Summary: This review addressed six questions: How does NIBS facilitate the recovery of function after stroke? Which brain regions should be targeted by NIBS? Is there a particularly effective NIBS modality that should be used? Does the location of the stroke influence the therapeutic response? How often should NIBS be repeated? Is the functional state of the brain during or before NIBS relevant to therapeutic efficacy of NIBS? We argue that these questions need to be tackled to obtain sufficient mechanistic understanding of how NIBS facilitates the recovery of function. This knowledge will be critical to fully unfold the therapeutic effects of NIBS and will pave the way towards adaptive NIBS protocols, in which NIBS is tailored to the individual patient.

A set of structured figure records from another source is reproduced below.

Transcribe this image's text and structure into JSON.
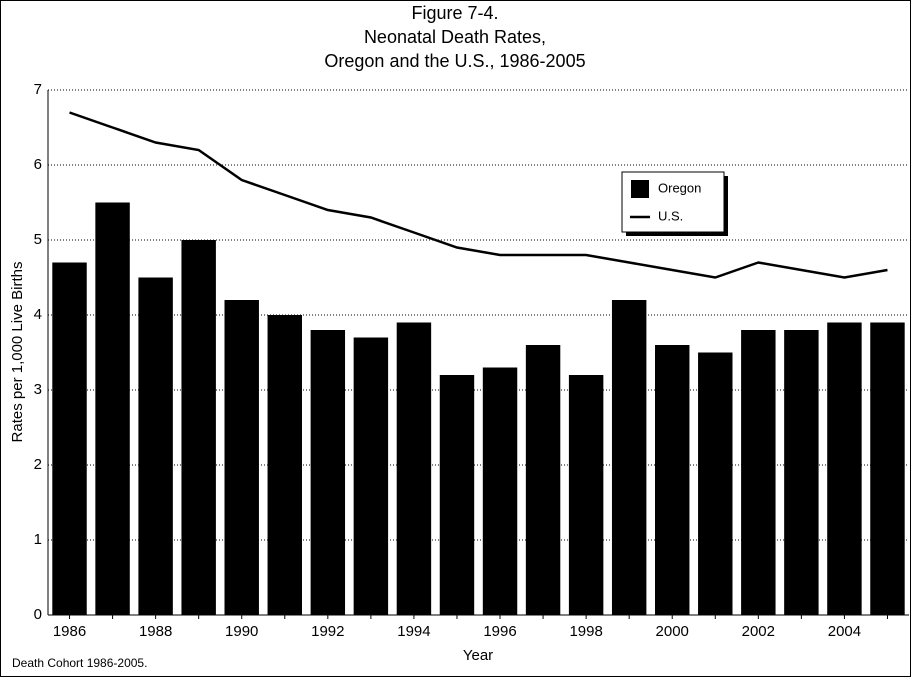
{
  "chart_data": {
    "type": "bar_line",
    "title": [
      "Figure 7-4.",
      "Neonatal Death Rates,",
      "Oregon and the U.S., 1986-2005"
    ],
    "x_label": "Year",
    "y_label": "Rates per 1,000 Live Births",
    "note": "Death Cohort 1986-2005.",
    "categories": [
      "1986",
      null,
      "1988",
      null,
      "1990",
      null,
      "1992",
      null,
      "1994",
      null,
      "1996",
      null,
      "1998",
      null,
      "2000",
      null,
      "2002",
      null,
      "2004",
      null
    ],
    "series": [
      {
        "name": "Oregon",
        "type": "bar",
        "color": "#000000",
        "values": [
          4.7,
          5.5,
          4.5,
          5.0,
          4.2,
          4.0,
          3.8,
          3.7,
          3.9,
          3.2,
          3.3,
          3.6,
          3.2,
          4.2,
          3.6,
          3.5,
          3.8,
          3.8,
          3.9,
          3.9
        ]
      },
      {
        "name": "U.S.",
        "type": "line",
        "color": "#000000",
        "values": [
          6.7,
          6.5,
          6.3,
          6.2,
          5.8,
          5.6,
          5.4,
          5.3,
          5.1,
          4.9,
          4.8,
          4.8,
          4.8,
          4.7,
          4.6,
          4.5,
          4.7,
          4.6,
          4.5,
          4.6
        ]
      }
    ],
    "ylim": [
      0,
      7
    ],
    "yticks": [
      0,
      1,
      2,
      3,
      4,
      5,
      6,
      7
    ],
    "grid": true
  }
}
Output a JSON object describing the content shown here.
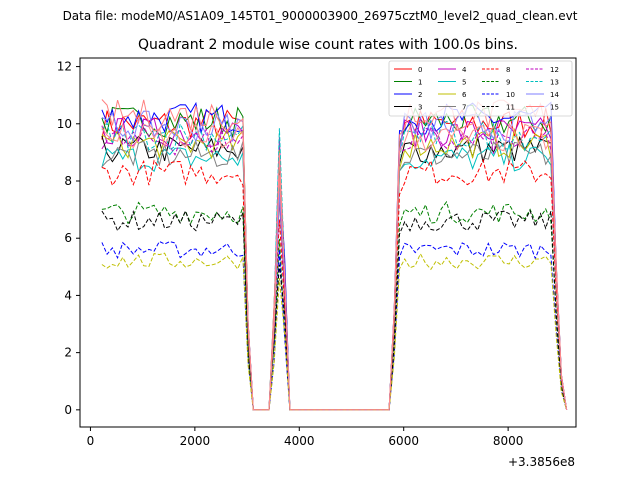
{
  "chart_data": {
    "type": "line",
    "suptitle": "Data file: modeM0/AS1A09_145T01_9000003900_26975cztM0_level2_quad_clean.evt",
    "title": "Quadrant 2 module wise count rates with 100.0s bins.",
    "xlabel": "",
    "ylabel": "",
    "offset_label": "+3.3856e8",
    "xlim": [
      -200,
      9300
    ],
    "ylim": [
      -0.6,
      12.3
    ],
    "xticks": [
      0,
      2000,
      4000,
      6000,
      8000
    ],
    "xtick_labels": [
      "0",
      "2000",
      "4000",
      "6000",
      "8000"
    ],
    "yticks": [
      0,
      2,
      4,
      6,
      8,
      10,
      12
    ],
    "ytick_labels": [
      "0",
      "2",
      "4",
      "6",
      "8",
      "10",
      "12"
    ],
    "legend_position": "upper right",
    "bin_x_start": 220,
    "bin_x_step": 100,
    "bin_count": 90,
    "timeline": {
      "on_bins_1": [
        0,
        27
      ],
      "ramp_down_1": [
        27,
        28,
        29
      ],
      "flare_bins": [
        33,
        34,
        35
      ],
      "flare_scale": [
        0.35,
        0.9,
        0.45
      ],
      "off_bins": [
        [
          29,
          32
        ],
        [
          36,
          56
        ]
      ],
      "ramp_up_2": [
        56,
        57
      ],
      "on_bins_2": [
        58,
        86
      ],
      "end_bins": [
        87,
        88
      ],
      "end_scale": [
        0.5,
        0.12
      ]
    },
    "series": [
      {
        "name": "0",
        "color": "#ff0000",
        "dash": "solid",
        "level": 10.0
      },
      {
        "name": "1",
        "color": "#008000",
        "dash": "solid",
        "level": 10.1
      },
      {
        "name": "2",
        "color": "#0000ff",
        "dash": "solid",
        "level": 10.2
      },
      {
        "name": "3",
        "color": "#000000",
        "dash": "solid",
        "level": 9.1
      },
      {
        "name": "4",
        "color": "#bf00bf",
        "dash": "solid",
        "level": 9.7
      },
      {
        "name": "5",
        "color": "#00bfbf",
        "dash": "solid",
        "level": 8.8
      },
      {
        "name": "6",
        "color": "#bfbf00",
        "dash": "solid",
        "level": 9.3
      },
      {
        "name": "7",
        "color": "#808080",
        "dash": "solid",
        "level": 8.9
      },
      {
        "name": "8",
        "color": "#ff0000",
        "dash": "dashed",
        "level": 8.3
      },
      {
        "name": "9",
        "color": "#008000",
        "dash": "dashed",
        "level": 6.9
      },
      {
        "name": "10",
        "color": "#0000ff",
        "dash": "dashed",
        "level": 5.6
      },
      {
        "name": "11",
        "color": "#000000",
        "dash": "dashed",
        "level": 6.6
      },
      {
        "name": "12",
        "color": "#bf00bf",
        "dash": "dashed",
        "level": 9.4
      },
      {
        "name": "13",
        "color": "#00bfbf",
        "dash": "dashed",
        "level": 9.6
      },
      {
        "name": "14",
        "color": "#7f7fff",
        "dash": "solid",
        "level": 9.9
      },
      {
        "name": "15",
        "color": "#ff7f7f",
        "dash": "solid",
        "level": 10.3
      }
    ],
    "extra_series": [
      {
        "name": "",
        "color": "#bfbf00",
        "dash": "dashed",
        "level": 5.2
      },
      {
        "name": "",
        "color": "#ff8c8c",
        "dash": "solid",
        "level": 9.5
      }
    ]
  }
}
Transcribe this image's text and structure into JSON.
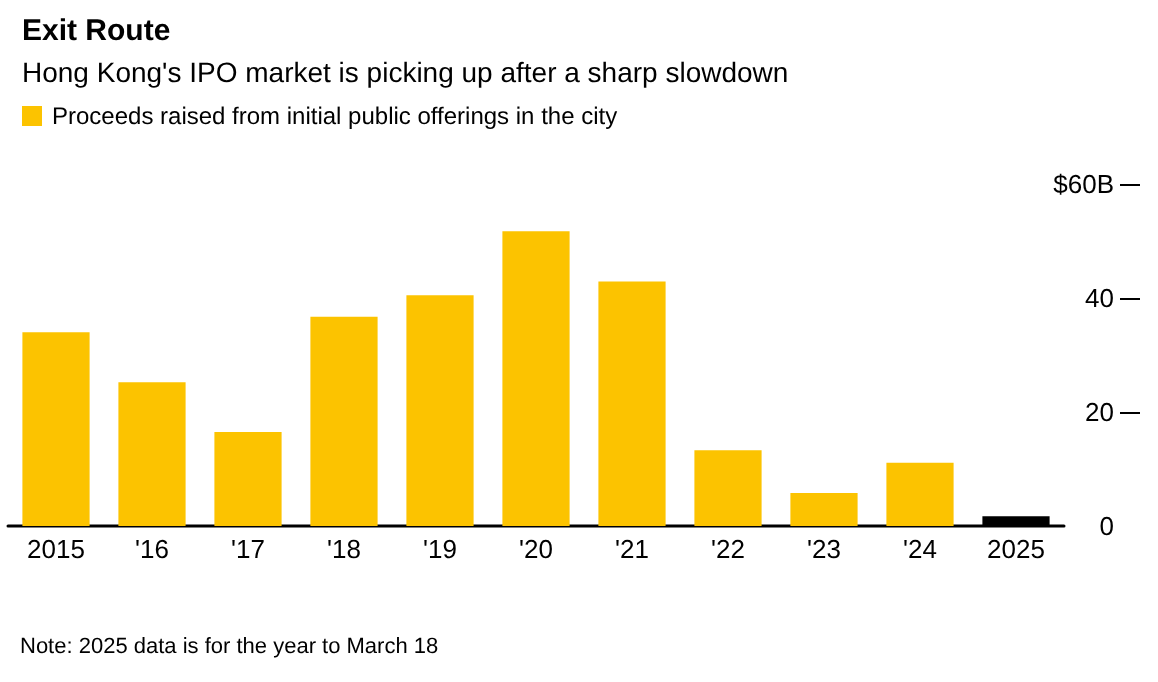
{
  "chart_data": {
    "type": "bar",
    "title": "Exit Route",
    "subtitle": "Hong Kong's IPO market is picking up after a sharp slowdown",
    "categories": [
      "2015",
      "'16",
      "'17",
      "'18",
      "'19",
      "'20",
      "'21",
      "'22",
      "'23",
      "'24",
      "2025"
    ],
    "series": [
      {
        "name": "Proceeds raised from initial public offerings in the city",
        "color": "#fcc300",
        "colors": [
          "#fcc300",
          "#fcc300",
          "#fcc300",
          "#fcc300",
          "#fcc300",
          "#fcc300",
          "#fcc300",
          "#fcc300",
          "#fcc300",
          "#fcc300",
          "#000000"
        ],
        "values": [
          34.0,
          25.2,
          16.5,
          36.7,
          40.5,
          51.7,
          42.9,
          13.3,
          5.8,
          11.1,
          1.7
        ]
      }
    ],
    "ylim": [
      0,
      60
    ],
    "yticks": [
      0,
      20,
      40,
      {
        "value": 60,
        "label": "$60B"
      }
    ],
    "annotations": [
      "Note: 2025 data is for the year to March 18"
    ],
    "legend": "top left",
    "grid": false
  }
}
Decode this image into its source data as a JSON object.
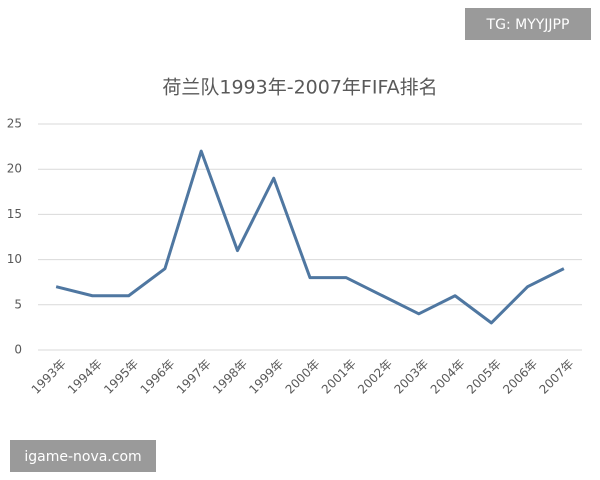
{
  "chart_data": {
    "type": "line",
    "title": "荷兰队1993年-2007年FIFA排名",
    "categories": [
      "1993年",
      "1994年",
      "1995年",
      "1996年",
      "1997年",
      "1998年",
      "1999年",
      "2000年",
      "2001年",
      "2002年",
      "2003年",
      "2004年",
      "2005年",
      "2006年",
      "2007年"
    ],
    "values": [
      7,
      6,
      6,
      9,
      22,
      11,
      19,
      8,
      8,
      6,
      4,
      6,
      3,
      7,
      9
    ],
    "color": "#4f77a1",
    "ylim": [
      0,
      25
    ],
    "yticks": [
      0,
      5,
      10,
      15,
      20,
      25
    ],
    "grid": true
  },
  "watermarks": {
    "top_right": "TG: MYYJJPP",
    "bottom_left": "igame-nova.com"
  }
}
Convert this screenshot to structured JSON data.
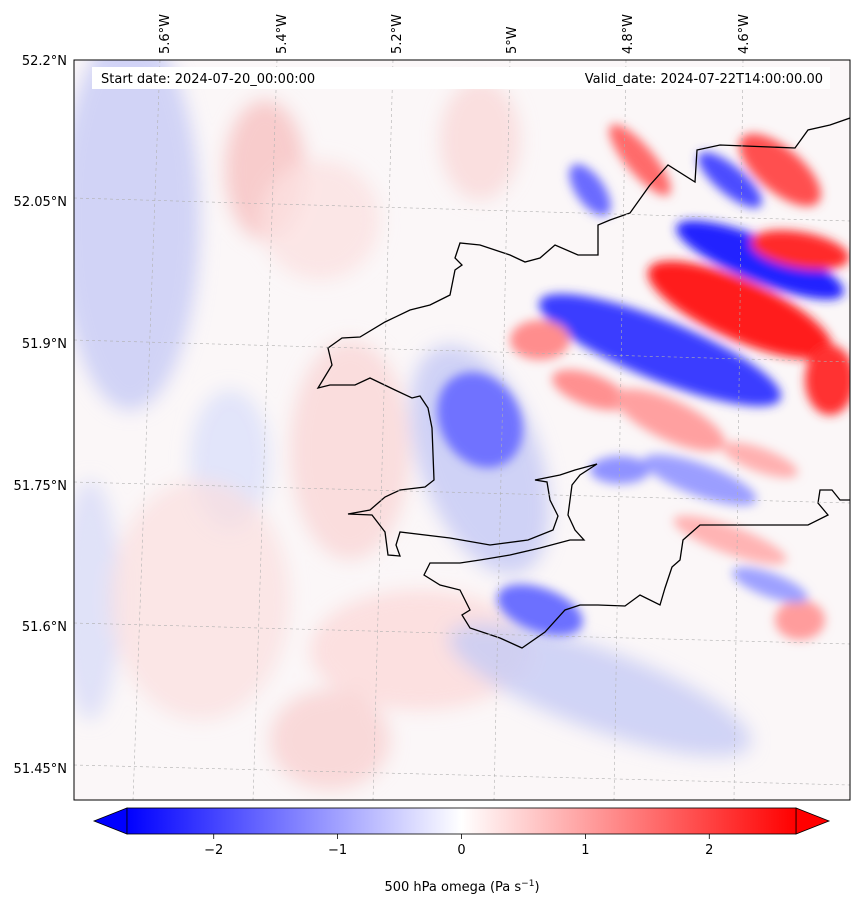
{
  "map": {
    "start_date": "Start date: 2024-07-20_00:00:00",
    "valid_date": "Valid_date: 2024-07-22T14:00:00.00",
    "lon_labels": [
      "5.6°W",
      "5.4°W",
      "5.2°W",
      "5°W",
      "4.8°W",
      "4.6°W"
    ],
    "lat_labels": [
      "52.2°N",
      "52.05°N",
      "51.9°N",
      "51.75°N",
      "51.6°N",
      "51.45°N"
    ],
    "colors": {
      "negative": "#0000ff",
      "neutral": "#ffffff",
      "positive": "#ff0000",
      "coastline": "#000000",
      "gridline": "#b0b0b0"
    }
  },
  "colorbar": {
    "label_main": "500 hPa omega (Pa s",
    "label_exp": "−1",
    "label_close": ")",
    "ticks": [
      "−2",
      "−1",
      "0",
      "1",
      "2"
    ],
    "tick_values": [
      -2,
      -1,
      0,
      1,
      2
    ],
    "range": [
      -2.7,
      2.7
    ],
    "extend": "both"
  }
}
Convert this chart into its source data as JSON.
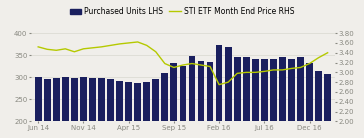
{
  "bar_values": [
    300,
    295,
    298,
    300,
    298,
    300,
    298,
    298,
    295,
    292,
    290,
    287,
    290,
    295,
    310,
    333,
    325,
    348,
    337,
    335,
    372,
    368,
    345,
    345,
    342,
    342,
    342,
    345,
    342,
    345,
    332,
    315,
    308
  ],
  "line_values": [
    3.52,
    3.47,
    3.45,
    3.48,
    3.42,
    3.48,
    3.5,
    3.52,
    3.55,
    3.58,
    3.6,
    3.62,
    3.55,
    3.42,
    3.18,
    3.1,
    3.15,
    3.18,
    3.15,
    3.12,
    2.75,
    2.8,
    2.98,
    3.0,
    3.0,
    3.02,
    3.05,
    3.05,
    3.08,
    3.1,
    3.18,
    3.3,
    3.4
  ],
  "bar_color": "#1a1f5e",
  "line_color": "#b5c900",
  "background_color": "#f0eeea",
  "grid_color": "#d8d8d0",
  "tick_color": "#888880",
  "spine_color": "#c8c8c0",
  "ylim_left": [
    200,
    400
  ],
  "ylim_right": [
    2.0,
    3.8
  ],
  "yticks_left": [
    200,
    250,
    300,
    350,
    400
  ],
  "yticks_right": [
    2.0,
    2.2,
    2.4,
    2.6,
    2.8,
    3.0,
    3.2,
    3.4,
    3.6,
    3.8
  ],
  "xtick_labels": [
    "Jun 14",
    "Nov 14",
    "Apr 15",
    "Sep 15",
    "Feb 16",
    "Jul 16",
    "Dec 16"
  ],
  "xtick_positions": [
    0,
    5,
    10,
    15,
    20,
    25,
    30
  ],
  "legend_bar_label": "Purchased Units LHS",
  "legend_line_label": "STI ETF Month End Price RHS",
  "tick_fontsize": 5.0,
  "legend_fontsize": 5.5
}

Together with basic research in animal models, functional neuroimaging techniques have significantly advanced the understanding of neuroplastic changes following stroke. The therapeutic use of noninvasive brain stimulation (NIBS) is a prominent example for an interventional procedure that has been motivated by basic research on stroke recovery. Repetitive transcranial magnetic stimulation (rTMS) and transcranial direct current stimulation (tDCS) are the two NIBS techniques that have been predominantly tested in stroke patients. Promising results have been reported with both stimulation modalities,[1,2] but many questions still remain to be answered. In this review, we raise some open questions regarding the therapeutic application of NIBS in poststroke patients. We focus on the use of NIBS to facilitate motor recovery, but we will also touch on the treatment of aphasia or neglect.